The dysregulation of the cell cycle in cancer underscores the therapeutic potential of targeting WEE1 kinase, a key regulator of the G2/M checkpoint. This study harnessed artificial intelligence (AI)-driven methodologies, particularly the MORLD platform, to identify novel WEE1 inhibitors. Starting with clinically validated WEE1 inhibitors as references, we generated 20,000 structurally diverse compounds optimized for binding affinity, synthetic accessibility, and drug-likeness.
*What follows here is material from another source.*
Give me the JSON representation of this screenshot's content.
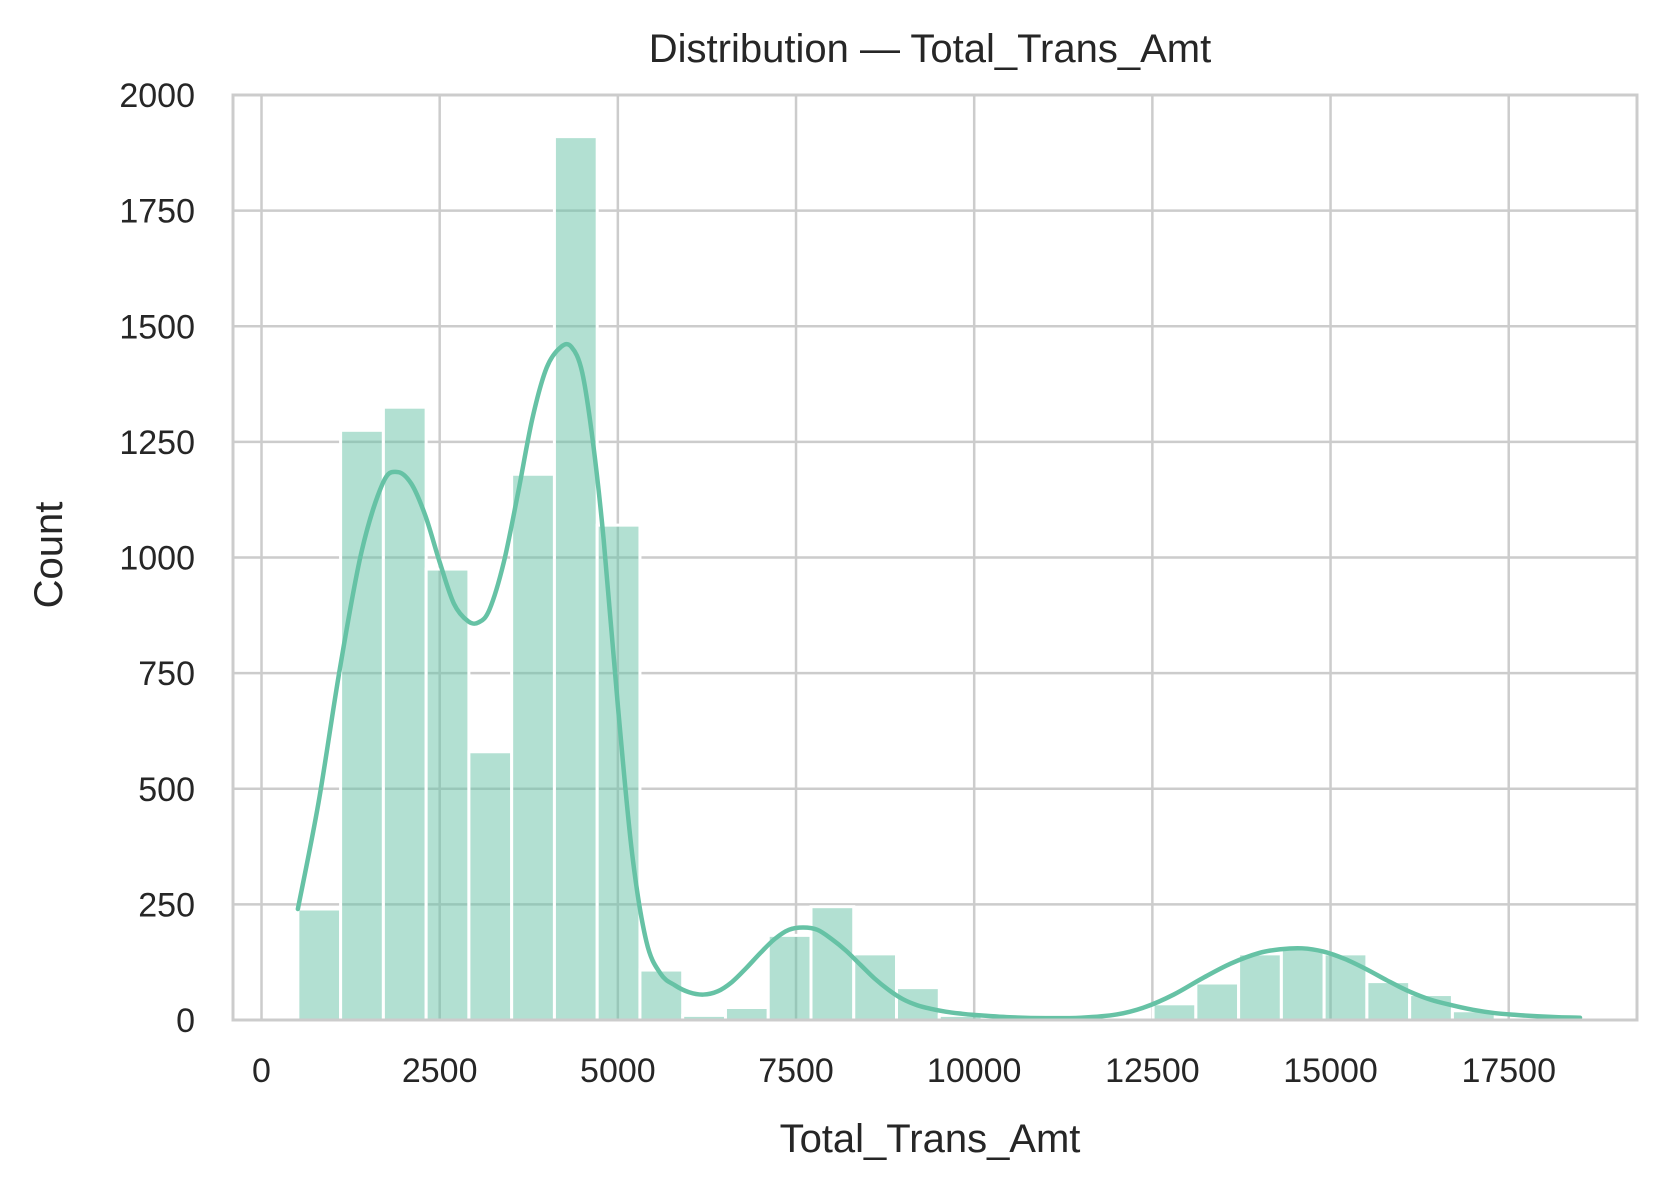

A rigorous cheminformatics pipeline-comprising PAINS filtering, physicochemical property assessments, and molecular fingerprinting-refined this library to 242 promising candidates. Dimensionality reduction using UMAP and clustering via K-means enabled the prioritization of structurally unique leads. Molecular docking studies highlighted two compounds, MORLD5036 and MORLD6305, with exceptional binding affinities and interactions with key WEE1 active site residues. Molecular dynamics simulations and MM-GBSA binding free energy calculations further validated MORLD5036 as the most stable and potent inhibitor. Scaffold analysis revealed novel chemotypes distinct from existing inhibitors, enhancing potential for intellectual property. Comprehensive ADME profiling confirmed favorable pharmacokinetics, while synthetic accessibility evaluations indicated practicality for experimental validation. The identified lead compound, MORLD5036, exhibits favorable pharmacokinetics and novel chemotypes, positioning it as a potential therapeutic candidate for cancers reliant on WEE1-mediated cell cycle control. This integrated, AI-driven pipeline expedites the identification of next-generation WEE1 inhibitors, paving the way for advancements in precision oncology. Unlike traditional methods reliant on pre-existing datasets, this study leverages MORLD's reinforcement learning framework to autonomously generate inhibitors, enabling exploration of uncharted chemical space. These findings establish MORLD5036 as a computationally promising WEE1 inhibitor candidate warranting further experimental validation.